Fachkräftemangel, globaler Wettbewerb, zunehmende Komplexität: Die Herausforderungen, vor denen Unternehmen aktuell stehen, sind groß. Künstliche Intelligenz kann ein entscheidender Lösungsbaustein sein, um diese Herausforderungen zu meistern. Dabei ist die erfolgreiche Umsetzung von KI-Initiativen natürlich selbst schon eine Herausforderung mit einem finanziellen Risiko.
Gerade in wirtschaftlich herausfordernden Zeiten können Innovationsförderungsprogramme dabei helfen, den Lösungsbaustein KI zu erschließen.

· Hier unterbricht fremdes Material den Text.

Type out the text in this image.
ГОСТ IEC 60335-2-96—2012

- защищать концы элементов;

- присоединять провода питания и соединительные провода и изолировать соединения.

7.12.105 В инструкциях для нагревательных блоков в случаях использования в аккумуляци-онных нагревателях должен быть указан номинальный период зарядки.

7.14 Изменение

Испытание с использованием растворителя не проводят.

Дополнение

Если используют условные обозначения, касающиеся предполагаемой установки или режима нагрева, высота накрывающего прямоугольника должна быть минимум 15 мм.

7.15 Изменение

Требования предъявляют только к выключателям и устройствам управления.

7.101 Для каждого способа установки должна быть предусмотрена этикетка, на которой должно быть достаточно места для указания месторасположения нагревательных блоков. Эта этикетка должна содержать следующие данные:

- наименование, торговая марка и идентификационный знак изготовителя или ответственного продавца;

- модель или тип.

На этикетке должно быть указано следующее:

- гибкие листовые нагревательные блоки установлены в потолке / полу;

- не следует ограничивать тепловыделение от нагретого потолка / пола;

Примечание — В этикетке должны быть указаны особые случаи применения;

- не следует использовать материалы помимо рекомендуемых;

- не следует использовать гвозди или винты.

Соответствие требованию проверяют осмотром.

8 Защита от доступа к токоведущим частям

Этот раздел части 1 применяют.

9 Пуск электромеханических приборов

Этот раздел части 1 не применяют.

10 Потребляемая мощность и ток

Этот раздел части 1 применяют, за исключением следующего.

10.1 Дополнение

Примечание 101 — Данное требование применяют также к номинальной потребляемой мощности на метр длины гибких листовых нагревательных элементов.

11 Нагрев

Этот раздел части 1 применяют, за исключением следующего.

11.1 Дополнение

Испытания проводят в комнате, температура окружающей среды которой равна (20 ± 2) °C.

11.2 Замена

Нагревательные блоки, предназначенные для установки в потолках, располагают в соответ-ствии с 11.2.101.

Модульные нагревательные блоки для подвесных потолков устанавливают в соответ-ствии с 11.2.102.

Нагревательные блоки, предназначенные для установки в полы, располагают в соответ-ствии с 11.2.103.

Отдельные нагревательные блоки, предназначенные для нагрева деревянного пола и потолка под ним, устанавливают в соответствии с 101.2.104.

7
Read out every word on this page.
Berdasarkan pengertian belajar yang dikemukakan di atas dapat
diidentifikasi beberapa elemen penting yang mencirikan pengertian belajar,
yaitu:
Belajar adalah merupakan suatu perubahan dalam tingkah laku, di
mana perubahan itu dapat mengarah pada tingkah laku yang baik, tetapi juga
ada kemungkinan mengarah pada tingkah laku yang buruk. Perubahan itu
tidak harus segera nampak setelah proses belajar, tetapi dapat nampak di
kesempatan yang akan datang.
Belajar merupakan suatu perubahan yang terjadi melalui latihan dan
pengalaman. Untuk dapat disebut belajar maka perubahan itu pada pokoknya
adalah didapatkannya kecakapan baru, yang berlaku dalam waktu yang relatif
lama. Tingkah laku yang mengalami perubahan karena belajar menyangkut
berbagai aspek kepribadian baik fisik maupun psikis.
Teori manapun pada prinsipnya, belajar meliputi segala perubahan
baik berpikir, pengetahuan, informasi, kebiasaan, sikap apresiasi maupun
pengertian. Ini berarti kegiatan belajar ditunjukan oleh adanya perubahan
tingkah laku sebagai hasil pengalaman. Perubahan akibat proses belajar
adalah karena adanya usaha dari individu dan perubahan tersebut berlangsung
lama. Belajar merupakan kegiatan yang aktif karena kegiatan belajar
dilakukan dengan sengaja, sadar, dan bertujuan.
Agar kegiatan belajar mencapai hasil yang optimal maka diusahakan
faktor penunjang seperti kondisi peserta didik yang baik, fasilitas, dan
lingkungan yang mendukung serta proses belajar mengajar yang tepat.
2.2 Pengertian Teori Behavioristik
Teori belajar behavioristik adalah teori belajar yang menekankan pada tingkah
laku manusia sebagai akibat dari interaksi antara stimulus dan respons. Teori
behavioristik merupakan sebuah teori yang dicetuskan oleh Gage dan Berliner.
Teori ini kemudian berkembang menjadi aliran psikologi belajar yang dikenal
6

Gemeinsam mit Busuttil & Company, Experte für Innovationsförderung, haben wir uns in einer Online-Session (die gezeigten Slides finden Sie hier) der Frage angenommen, wie sich KI-Innovationen finanzieren lassen. Die wichtigsten Erkenntnisse haben wir Ihnen hier zusammengefasst.
KI: Mehr als LLMs und Agenten und immer auch ein Softwareentwicklungsprojekt
Vor dem Einstieg in die Rahmenbedingungen der Innovationsförderung gilt es zwei wichtige Aspekte im Hinblick auf die Identifizierung möglicher Innovationsprojekte zu beleuchten:
In der öffentlichen Diskussion wird KI oft auf generative Modelle und Chatbots reduziert. Tatsächlich ist das Feld deutlich breiter und umfasst unter anderem Machine Learning, Optimierung & Simulation sowie Computer Vision. Dies zu verstehen ist einerseits wichtig, um die passende KI-Methode für ein konkretes Problem zu finden und andererseits liegen gerade abseits der Sprachmodelle besonders spannende Anwendungsfälle für die Innovationsförderung.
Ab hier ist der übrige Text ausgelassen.